Regressions Blame Harness, Not Model: Claude Code's Muddy Toolbox

Speaker rejects 'models dumbing over time' narrative (API benches stable, slight drops). Culprit: Claude Code's bloat—leaky prompts, buggy rules (read-before-edit), rushed updates (Ricky/Drunkby tweets confirm). Internal Anthropic stack differs wildly from public (unlike OpenAI/Google); hype from their tools, trash in ours.

"I think the regressions aren't the model... Claude Code is this shitty and poorly maintained... If you have a carpenter who is incredibly talented and every few weeks you replace three of their tools with plastic and you fill their toolbox with mud, they're going to perform worse." (Hot take analogy—pinpoints harness as performance killer, not weights.)

Token efficiency: Better perf/fewer tokens at lower efforts; max burns absurd amounts.
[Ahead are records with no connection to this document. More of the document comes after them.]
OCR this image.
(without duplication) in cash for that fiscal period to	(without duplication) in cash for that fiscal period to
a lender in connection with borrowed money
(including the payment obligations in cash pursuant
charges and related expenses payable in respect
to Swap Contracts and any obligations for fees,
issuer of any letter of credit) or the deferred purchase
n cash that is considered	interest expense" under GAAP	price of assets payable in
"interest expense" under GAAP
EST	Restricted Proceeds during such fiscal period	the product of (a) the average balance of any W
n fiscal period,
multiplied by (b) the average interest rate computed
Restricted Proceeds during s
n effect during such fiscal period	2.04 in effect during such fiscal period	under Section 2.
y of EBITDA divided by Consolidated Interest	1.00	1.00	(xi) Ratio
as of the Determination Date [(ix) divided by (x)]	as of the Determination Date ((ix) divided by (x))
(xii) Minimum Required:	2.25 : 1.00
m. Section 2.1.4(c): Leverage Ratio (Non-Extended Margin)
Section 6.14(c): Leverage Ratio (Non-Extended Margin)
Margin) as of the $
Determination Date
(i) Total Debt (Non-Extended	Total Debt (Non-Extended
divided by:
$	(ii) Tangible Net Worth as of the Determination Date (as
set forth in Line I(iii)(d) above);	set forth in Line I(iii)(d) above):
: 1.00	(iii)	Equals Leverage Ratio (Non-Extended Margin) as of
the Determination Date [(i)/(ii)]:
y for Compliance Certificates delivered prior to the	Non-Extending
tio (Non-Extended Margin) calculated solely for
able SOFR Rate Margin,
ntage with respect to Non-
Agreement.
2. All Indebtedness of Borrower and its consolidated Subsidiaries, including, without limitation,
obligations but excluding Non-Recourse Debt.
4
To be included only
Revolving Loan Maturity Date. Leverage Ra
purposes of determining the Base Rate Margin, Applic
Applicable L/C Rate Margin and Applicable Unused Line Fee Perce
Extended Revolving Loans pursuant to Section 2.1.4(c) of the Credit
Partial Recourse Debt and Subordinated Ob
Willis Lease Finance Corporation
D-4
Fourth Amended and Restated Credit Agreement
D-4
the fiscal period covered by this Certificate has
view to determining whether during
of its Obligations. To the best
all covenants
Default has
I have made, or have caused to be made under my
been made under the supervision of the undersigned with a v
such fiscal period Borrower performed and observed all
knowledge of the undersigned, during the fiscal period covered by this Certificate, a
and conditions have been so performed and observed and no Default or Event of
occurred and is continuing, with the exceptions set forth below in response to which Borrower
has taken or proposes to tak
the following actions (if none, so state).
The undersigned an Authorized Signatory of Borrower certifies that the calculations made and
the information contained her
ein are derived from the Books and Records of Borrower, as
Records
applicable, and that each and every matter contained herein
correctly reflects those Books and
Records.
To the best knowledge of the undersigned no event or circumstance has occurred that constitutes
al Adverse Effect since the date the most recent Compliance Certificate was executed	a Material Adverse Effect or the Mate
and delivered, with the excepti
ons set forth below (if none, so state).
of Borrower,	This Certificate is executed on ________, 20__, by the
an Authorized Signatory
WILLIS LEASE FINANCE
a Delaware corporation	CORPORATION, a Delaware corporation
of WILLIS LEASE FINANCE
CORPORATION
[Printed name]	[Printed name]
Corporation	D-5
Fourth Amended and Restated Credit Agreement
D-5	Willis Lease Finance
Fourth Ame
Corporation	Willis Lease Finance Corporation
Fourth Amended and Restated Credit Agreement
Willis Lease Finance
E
Availability: Claude products/API/Bedrock/Vertex/AWS same pricing as 4.6 ($5/$25 M tokens). Benchmarks mixed vs 4.6 (worse Agentic Search, cyber repros).

"Much like me drinking beer, this model just gets dumber the more you do it." (Intro quip on real-time regression in long sessions—sets tone for observed quality drops.)

Key Takeaways

Retune prompts for literal instruction-following; prior loose interp won't work.
Leverage 4MP vision for agent screenshots/diagrams; pair with Google for OCR if needed.
Avoid max effort—token burn skyrockets without proportional gains.
Expect safety pauses on crypto/puzzles; apply for cyber program or use Sonnet fallback.
Test in CLI over desktop app; harness bugs (read-first rules) trip even smart models.
Force web search explicitly for latest deps/releases—model won't auto-recon.
Blame Claude Code bloat for 'dumb' feel; APIs hold up, internals don't match public.
Use Ultra Review for change audits; free trials available.
Modernization plans shine for concise overviews, but audit before execute.
X-high default in Code balances quality/cost well.